= Bernardo Garza Sada =

Bernardo Garza Sada (1930 – 7 November 2009) was a Mexican businessman who founded the Grupo ALFA conglomerate in 1974. He also served as ALFA's former president. Additionally, Garza Sada was a member of the company's board of directors for two decades.

Garza Sada, a graduate of the Massachusetts Institute of Technology (MIT), is credited with turning Grupo Alfa into a diversified conglomerate with revenues of $10.6 billion USD in 2008. ALFA currently consists of four major operations and consortia as of 2009 - Alpek, which produces petrochemicals and synthetic fiber; Sigma, which manufactures food; Nemak, which builds automotive parts; and Alestra, which consists of ALFA's telecommunications arm. Alfa also produces televisions, machinery, and has assets in Mexico's tourism sector.

Garza Sada also championed the modernization of Monterrey Institute of Technology, one of Mexico's most important private universities.
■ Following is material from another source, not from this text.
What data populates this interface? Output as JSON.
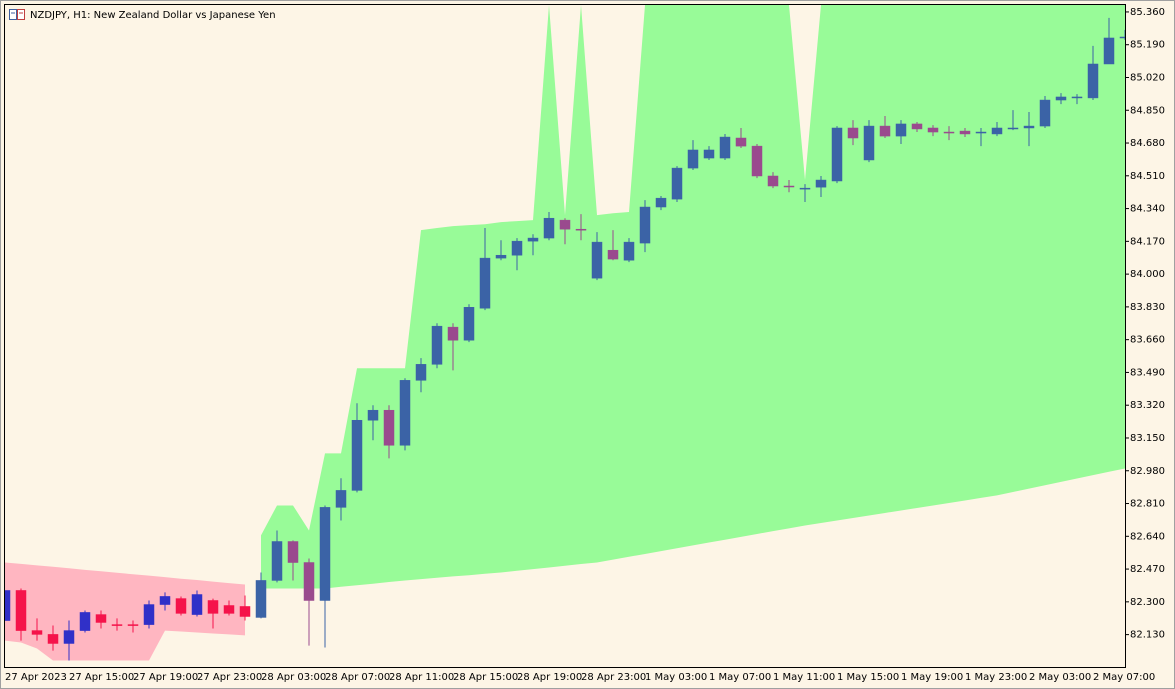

Bernardo Garza Sada died at his home in Monterrey, Nuevo León, Mexico, on November 7, 2009, at the age of 79. He was survived by his wife and three children. In a statement released posthumously, ALFA called Garza Sada, "Leader and visionary businessman, promoter of education and social responsibility, driving force for the growth of the company and the country."